1832年創業の扇子専門店「京扇堂」は、京都の古い扇屋が名乗る「阿弥」の称号を旧名に持ち、製造から販売まで一貫して行なっています。
2回目の開催となる今回は、扇子を販売するほか、日本文化の中で様々な用途を持つ扇子の歴史についてもご紹介します。
夏の風物詩である「うちわ」は、紀元前の中国が発祥で、もともとは大きな植物の葉や、動物の羽根が起源とされています。
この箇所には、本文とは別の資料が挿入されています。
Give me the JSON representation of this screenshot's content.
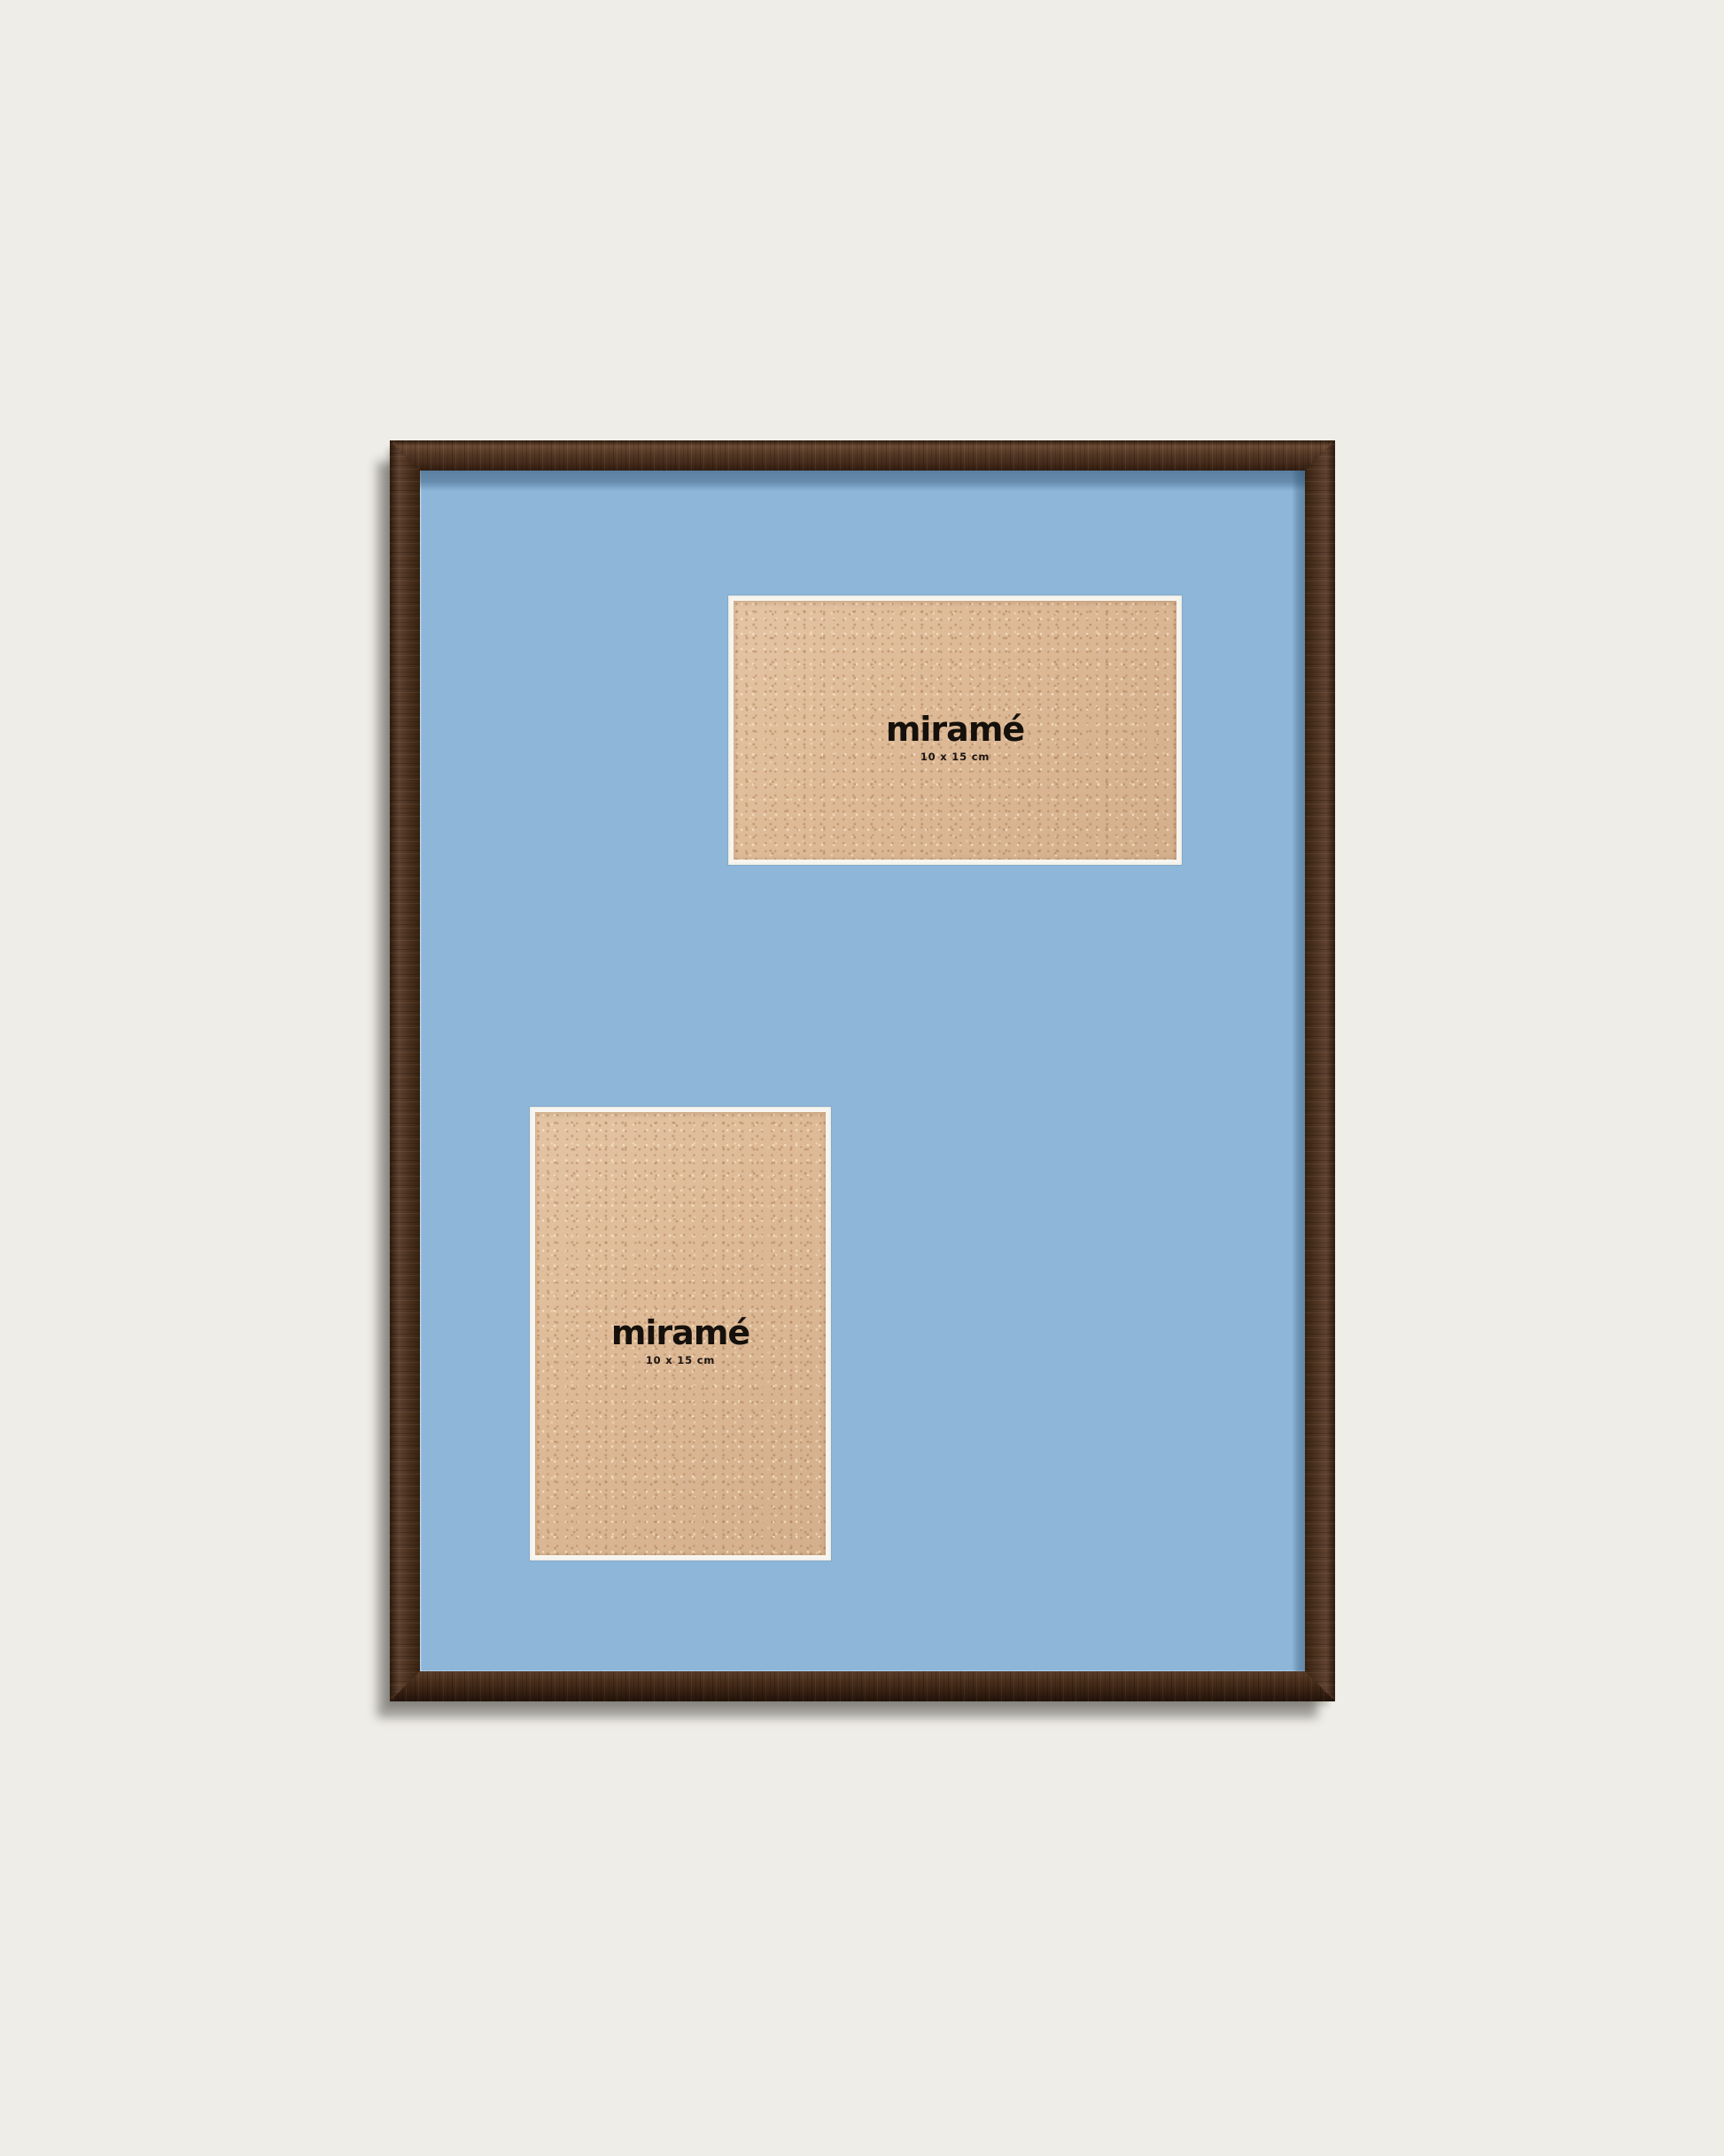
{
  "product": {
    "type_label": "picture-frame-product-photo",
    "frame_color_hex": "#4c3220",
    "mat_color_hex": "#8db6d9",
    "bevel_color_hex": "#f7f5ef",
    "board_color_hex": "#deba97",
    "background_color_hex": "#efede7",
    "plates": [
      {
        "orientation": "landscape",
        "brand": "miramé",
        "size_label": "10 x 15 cm"
      },
      {
        "orientation": "portrait",
        "brand": "miramé",
        "size_label": "10 x 15 cm"
      }
    ]
  }
}
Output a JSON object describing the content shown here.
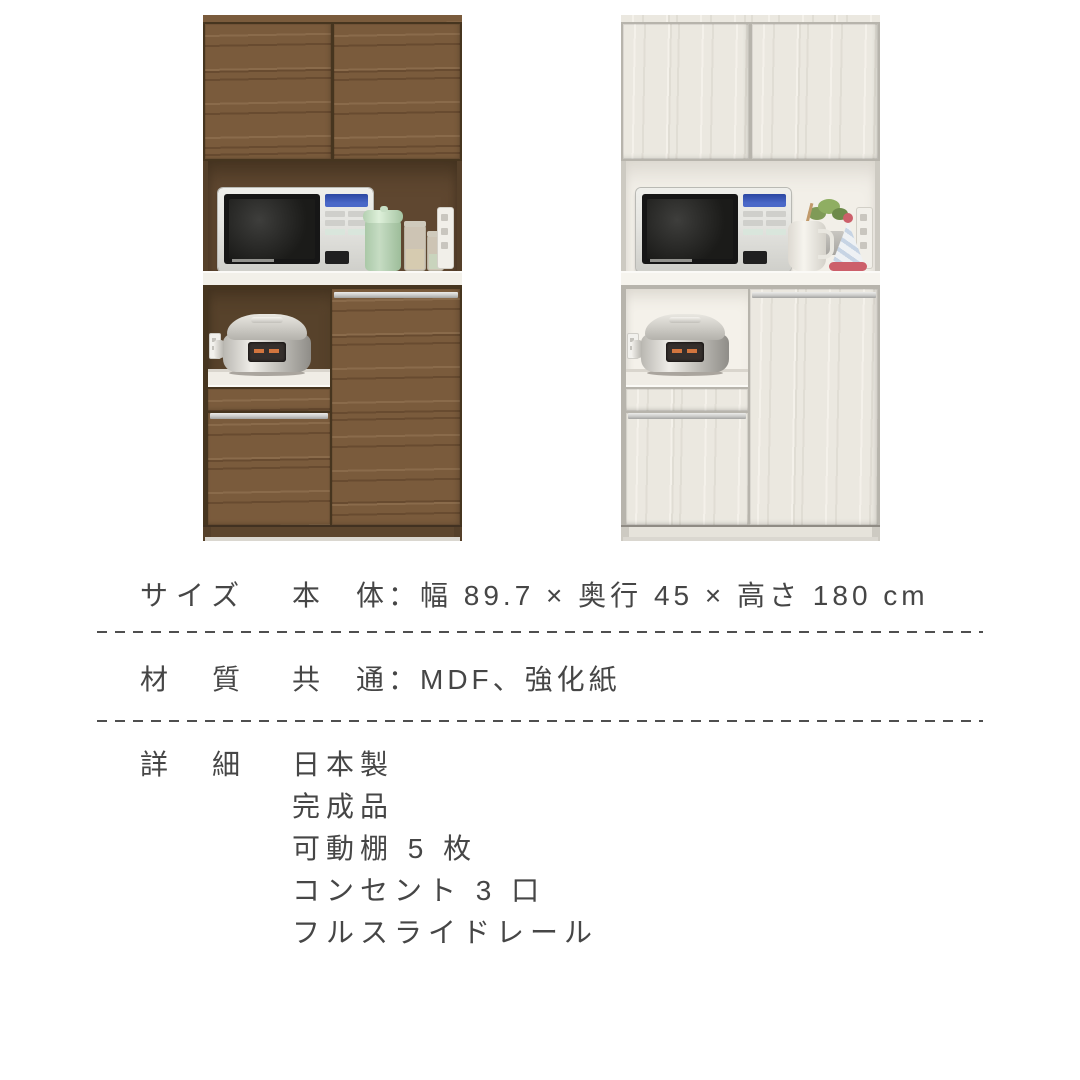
{
  "page": {
    "background": "#ffffff"
  },
  "products": [
    {
      "id": "kitchen-board-brown",
      "variant": "walnut-brown",
      "palette": {
        "door": "#7a5b3c",
        "grainA": "#8a6b4b",
        "grainB": "#684b30",
        "edge": "#55402a",
        "gap": "#46351f",
        "interior": "#5f4730",
        "interiorShadow": "#43321f",
        "niche": "#57422b",
        "counter": "#f2f0e9",
        "kick": "#5d462e",
        "handle": "#c9c9c7"
      }
    },
    {
      "id": "kitchen-board-white",
      "variant": "white-wood",
      "palette": {
        "door": "#ebe8e0",
        "grainA": "#f4f1ea",
        "grainB": "#e0ddd4",
        "edge": "#cdcac2",
        "gap": "#b7b4ac",
        "interior": "#f2efe8",
        "interiorShadow": "#dad6ce",
        "niche": "#f4f1ea",
        "counter": "#f6f4ee",
        "kick": "#e6e3db",
        "handle": "#cbcbc9"
      }
    }
  ],
  "props_palette": {
    "applianceBody": "#e4e4e0",
    "applianceDoor": "#161616",
    "displayBlue": "#4a68c8",
    "cookerSilver": "#c9c7c1",
    "cookerWindow": "#352f2c",
    "cookerDigits": "#d2753e",
    "canisterMint": "#c6dcc3",
    "jarGlass": "#dcd5c4",
    "plantGreen": "#7f9a57",
    "coneRed": "#cc5f6a",
    "pitcherWhite": "#f6f4ee"
  },
  "specs": {
    "size_label": "サイズ",
    "size_value": "本　体：幅 89.7 × 奥行 45 × 高さ 180 cm",
    "material_label": "材　質",
    "material_value": "共　通：MDF、強化紙",
    "detail_label": "詳　細",
    "details": [
      "日本製",
      "完成品",
      "可動棚 5 枚",
      "コンセント 3 口",
      "フルスライドレール"
    ]
  }
}
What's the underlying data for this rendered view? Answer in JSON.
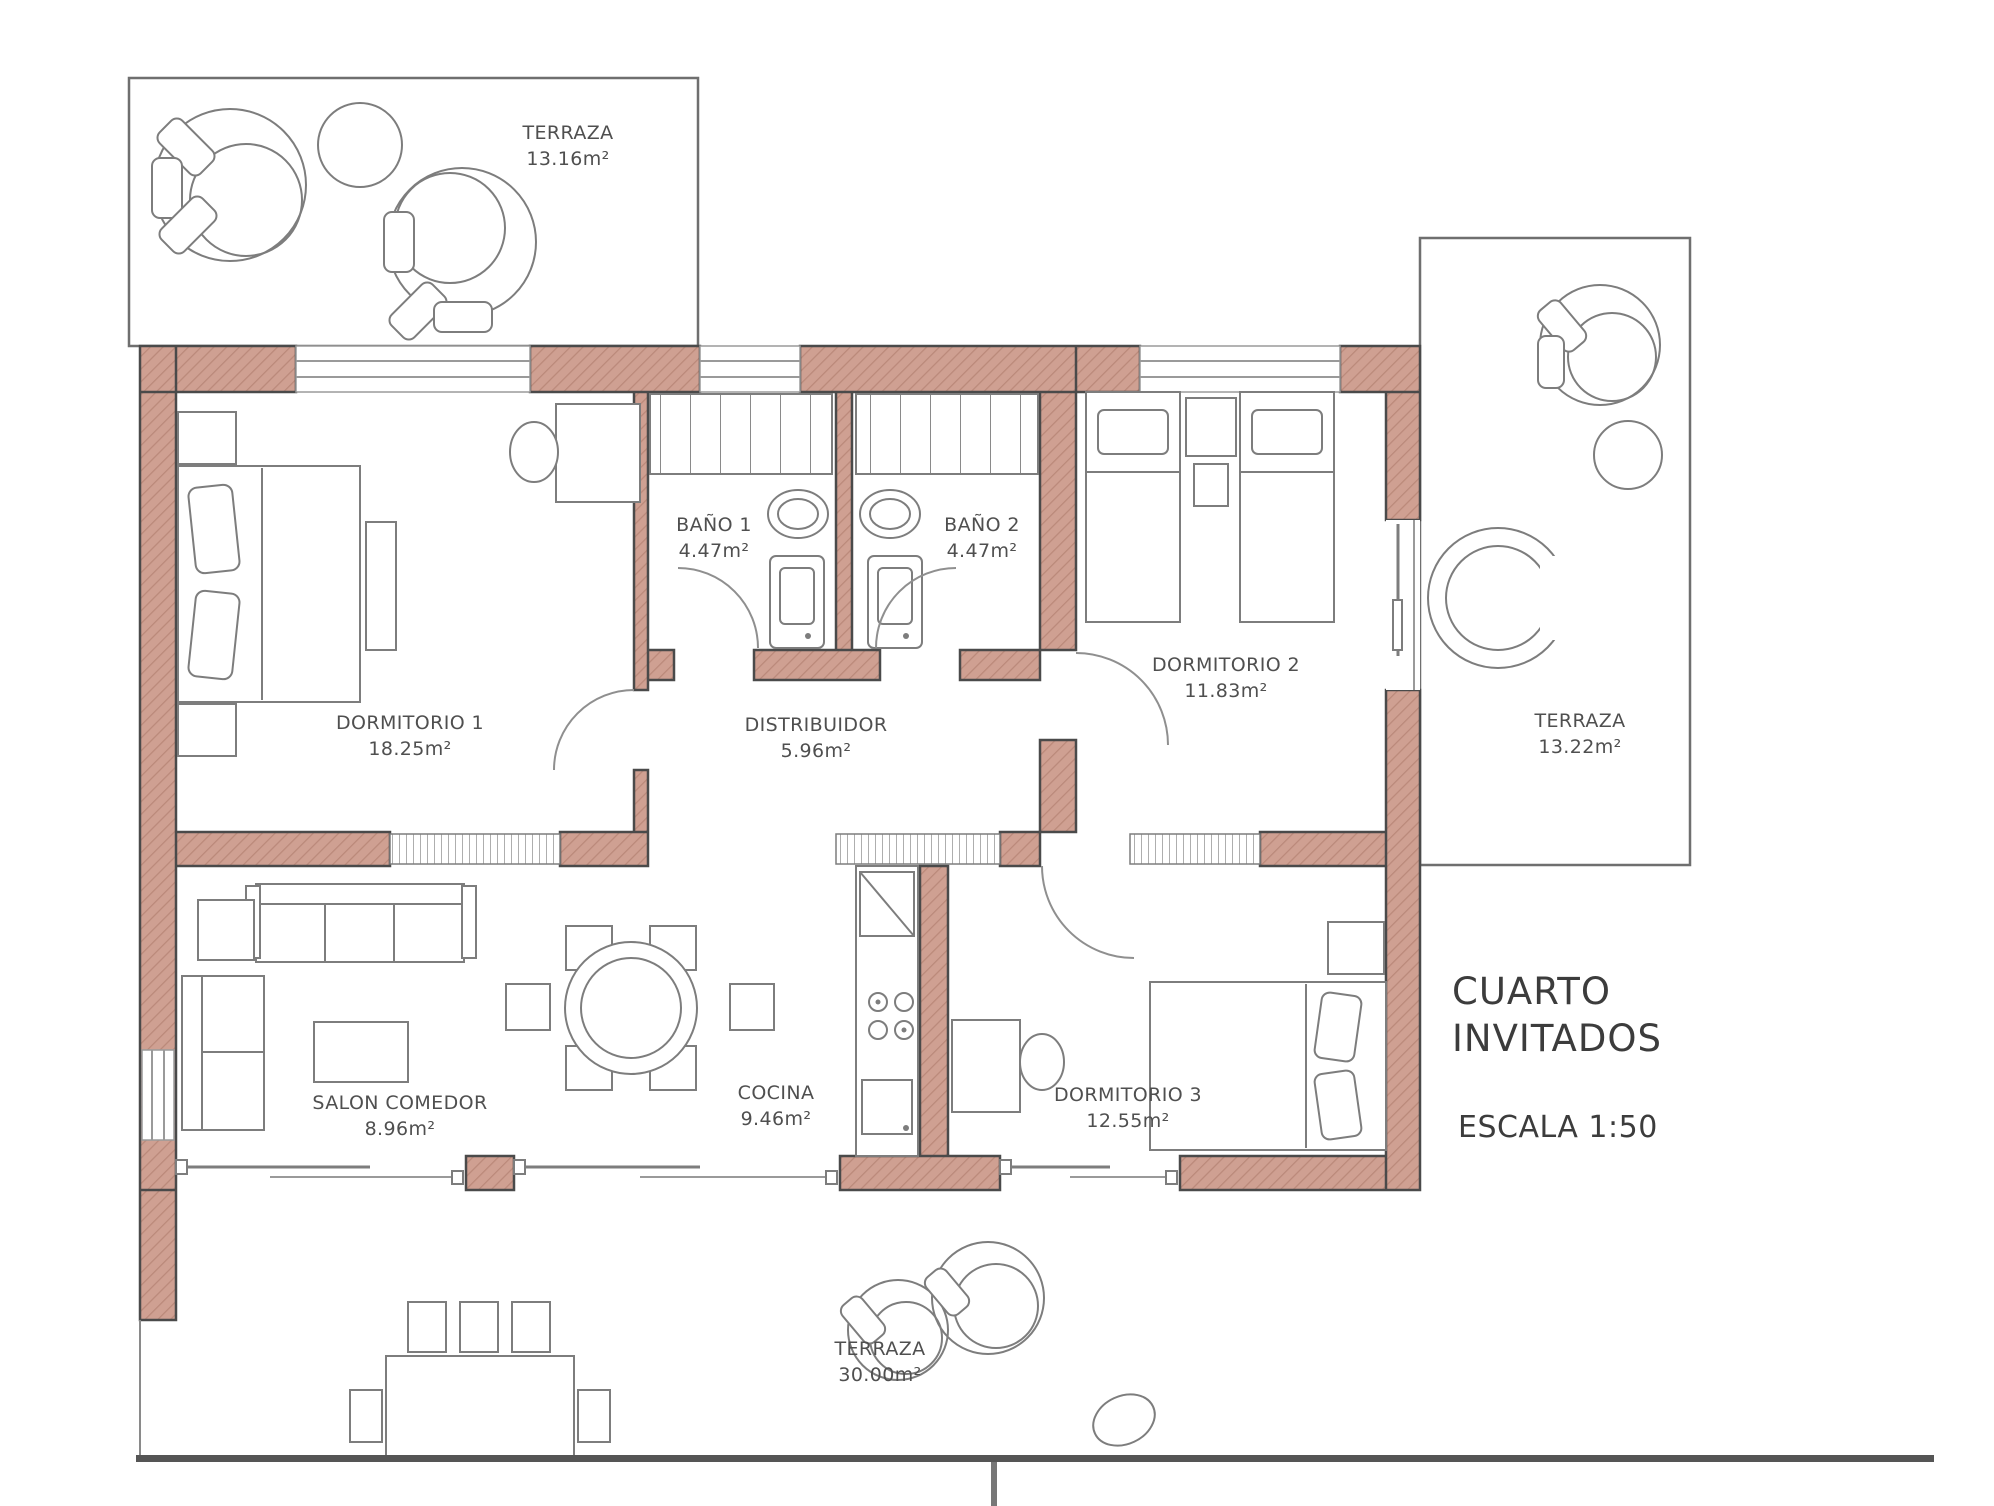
{
  "rooms": {
    "terraza_top": {
      "name": "TERRAZA",
      "area": "13.16m²"
    },
    "bano1": {
      "name": "BAÑO 1",
      "area": "4.47m²"
    },
    "bano2": {
      "name": "BAÑO 2",
      "area": "4.47m²"
    },
    "dormitorio1": {
      "name": "DORMITORIO 1",
      "area": "18.25m²"
    },
    "dormitorio2": {
      "name": "DORMITORIO 2",
      "area": "11.83m²"
    },
    "distribuidor": {
      "name": "DISTRIBUIDOR",
      "area": "5.96m²"
    },
    "terraza_right": {
      "name": "TERRAZA",
      "area": "13.22m²"
    },
    "salon": {
      "name": "SALON COMEDOR",
      "area": "8.96m²"
    },
    "cocina": {
      "name": "COCINA",
      "area": "9.46m²"
    },
    "dormitorio3": {
      "name": "DORMITORIO 3",
      "area": "12.55m²"
    },
    "terraza_bottom": {
      "name": "TERRAZA",
      "area": "30.00m²"
    }
  },
  "annotations": {
    "unit_line1": "CUARTO",
    "unit_line2": "INVITADOS",
    "scale": "ESCALA 1:50"
  },
  "colors": {
    "wall_fill": "#cfa092",
    "line_dark": "#4a4a4a",
    "furniture_line": "#7d7d7d",
    "text": "#4f4f4f"
  }
}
対して、折り畳みのできる「扇」は、平安時代の京都で生まれました。最も古い扇は「檜扇(ひおうぎ)」といい、当時は貴重品だった、紙の代わりに使用されていた木の札を綴じ合せたものが起源とされています。それ以降は、骨や扇部分に装飾が施され、貴族や僧侶の服飾品として広まり、室町時代に庶民の間でも普及しました。風を扇ぐ道具としてだけではなく、能楽や狂言、茶道や落語、結婚式など、様々なシーンで異なる役割を持っており、日本の文化と深く根付いています。
今回の企画展では、様々な用途を持つ扇子の紹介に加え、日常使いしやすい扇子を約30本展示、販売します。扇子は、骨組みの本数や長さ、扇の幅や紙質で、扇いた時の感覚や風量も異なります。ぜひ実際にご覧いただき、お気に入りの一本を見つけてください。